A decir verdad, en mi vida no he llegado a conocer muchos pendejos, tildados así. Y ni se diga de las pendejas, porque no conozco ni una. La vida me ha dado, sin embargo, la preciosa oportunidad de conocer hombres y mujeres que se han dejado de pendejadas.
En el tan difícil mundo del agro, por ejemplo, las mujeres caficultoras se dejan de pendejadas: se remangan, calzan botas de hule, se coronan con gorra y atienden su finquita con las buenas prácticas agrícolas en las que con muchas dificultades se han logrado formar, con ayuda de instituciones como el Instituto Costarricense del Café (Icafé).
Desde su tierna infancia, los niños y las niñas en inhóspitas condiciones familiares y financieras dejan la pendejada del calzado del año, gomina del pelo y la suculenta lonchera escolar para asistir, ojalá se pueda todos los días, al centro educativo más cercano. Y ni se diga de los padres que se levantan de madrugada para alistar a sus güilas y salir a trabajar, porque si no se trabaja, no se come.

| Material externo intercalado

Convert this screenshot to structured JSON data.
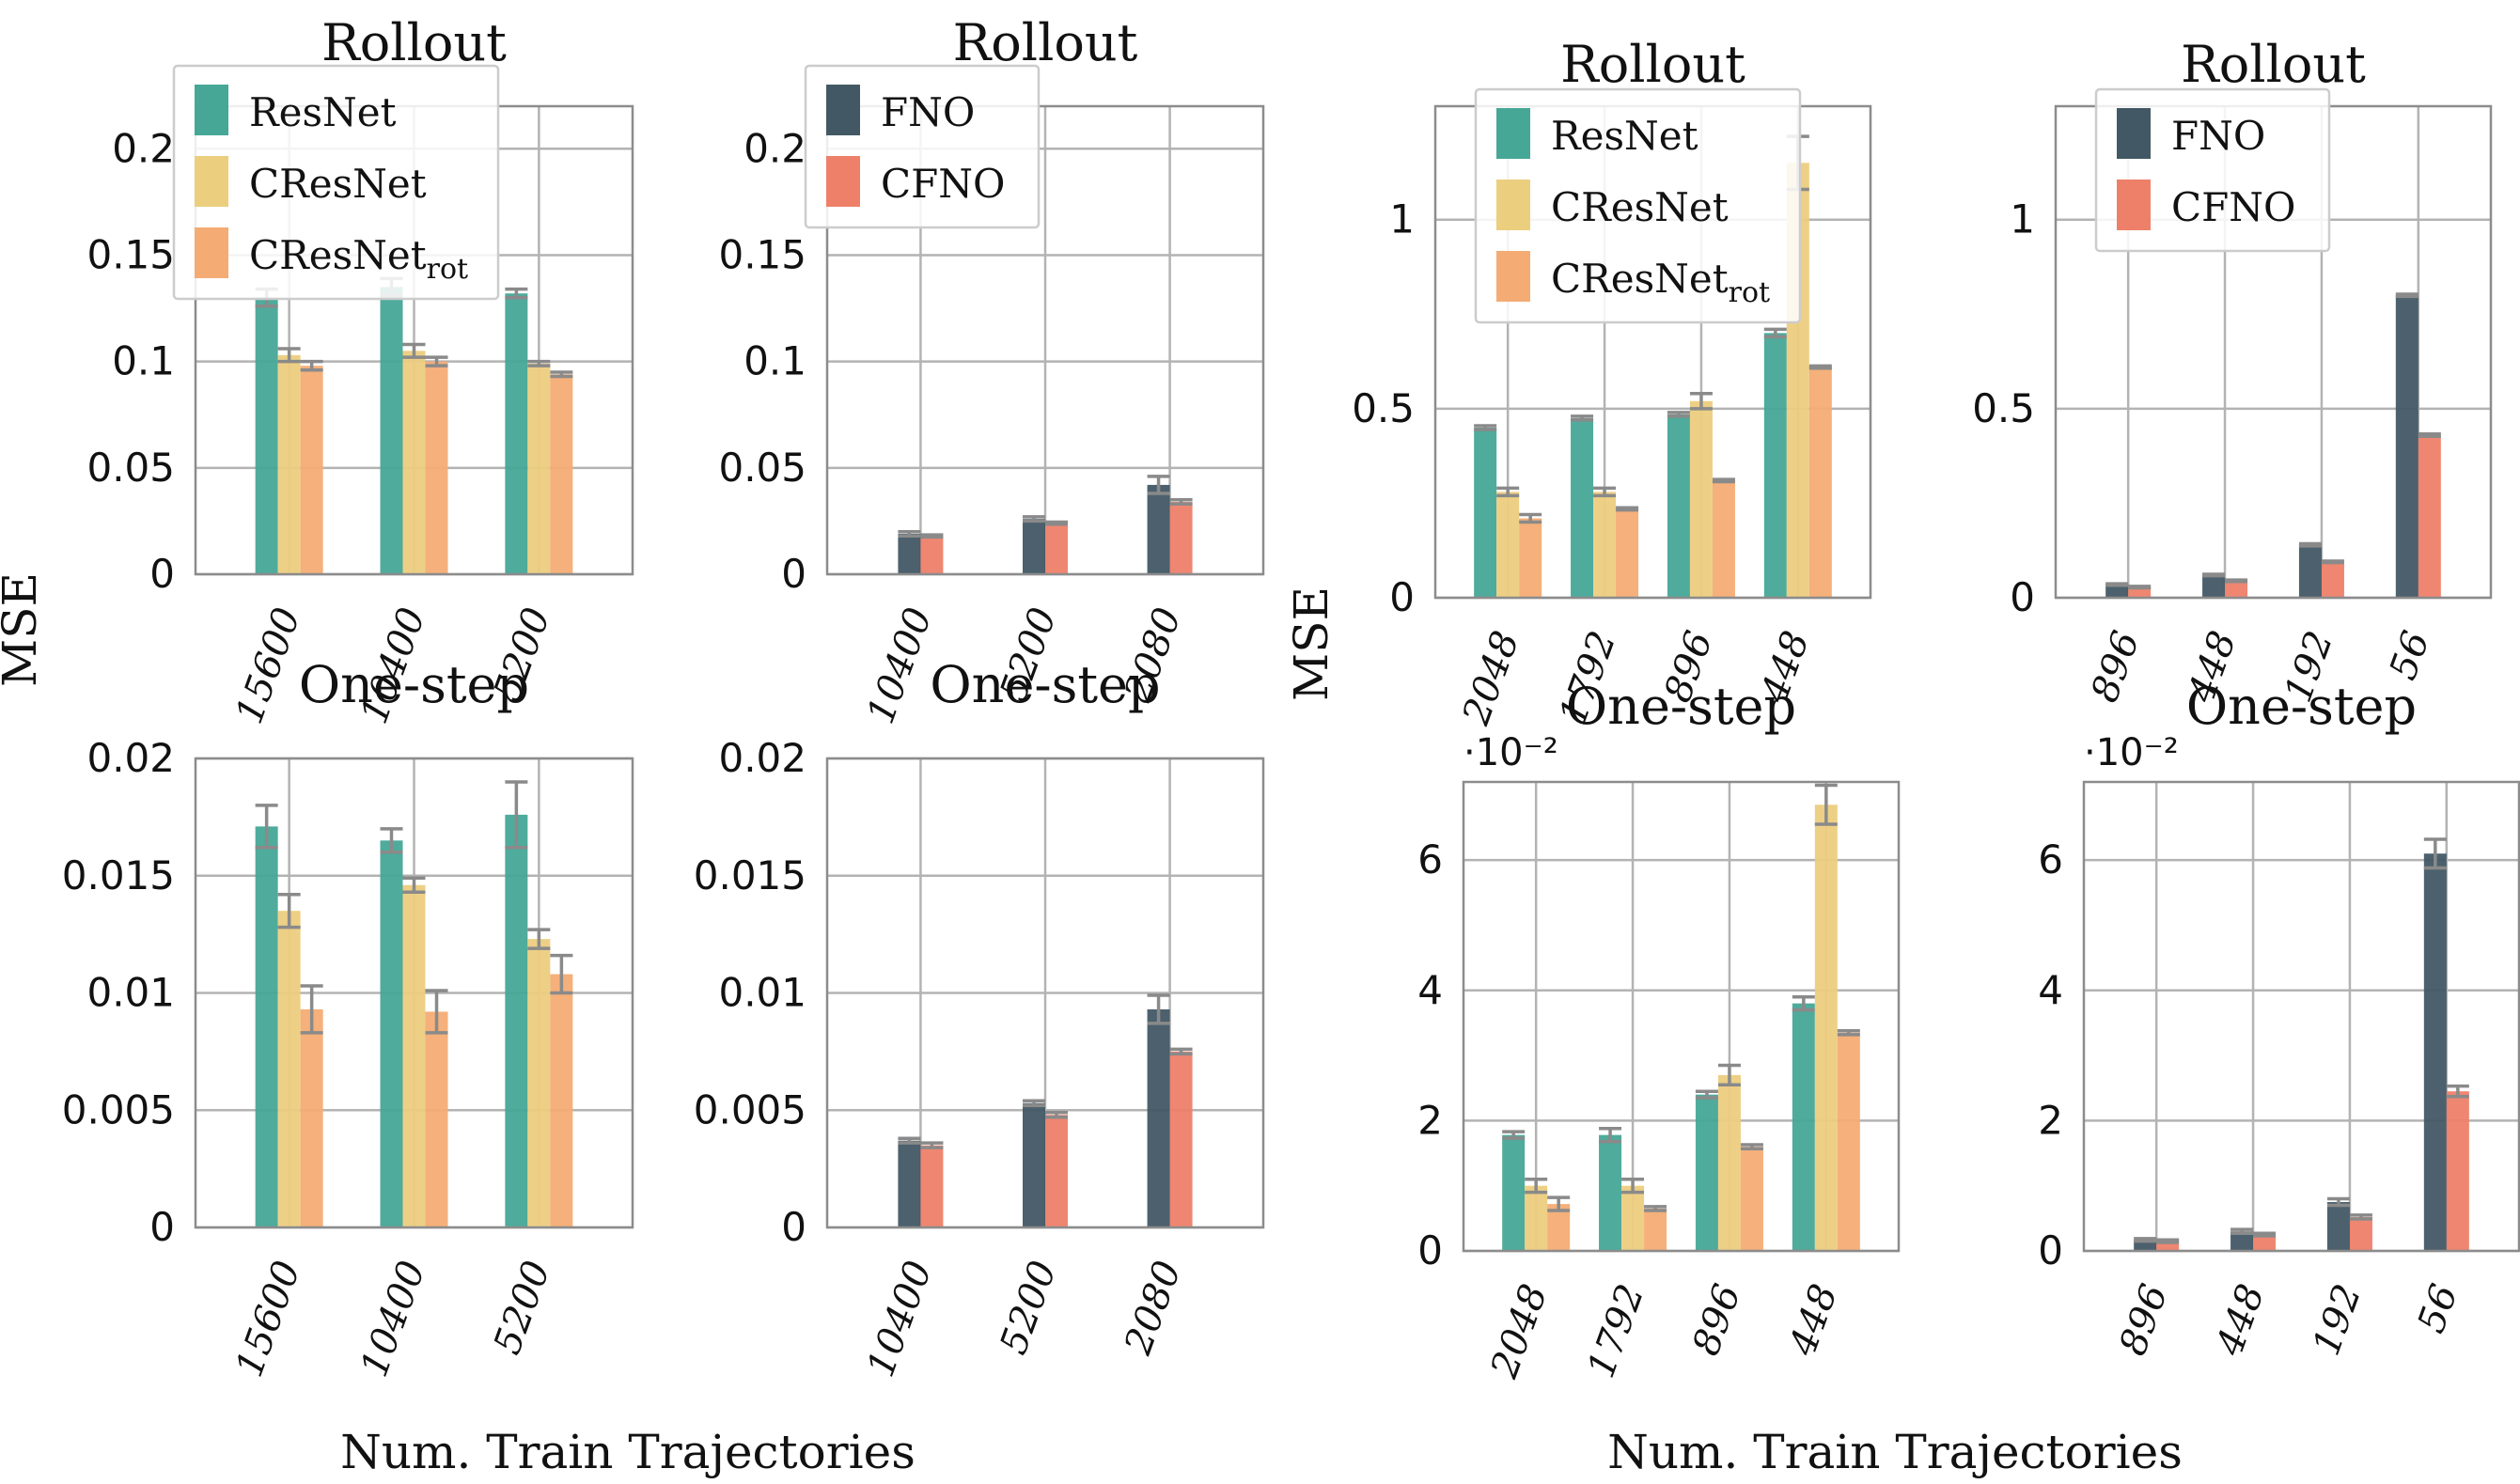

Satanizamos palabras, y “pendejo” no es una excepción: débil, tonto, cobarde, pusilánime... Y el pobre “pendejo” es un insulto. La abuela de Facundo Cabral, según cuenta él mismo, era casada con un coronel que solo temía a los “pendejos” porque eran muchos. Además de ser numerosos, son mayoría, por lo que eligen hasta el presidente. El pendejo más peligroso, según Cabral, es el demagogo que cree que el pueblo es... pendejo.
La autora es literata francesa.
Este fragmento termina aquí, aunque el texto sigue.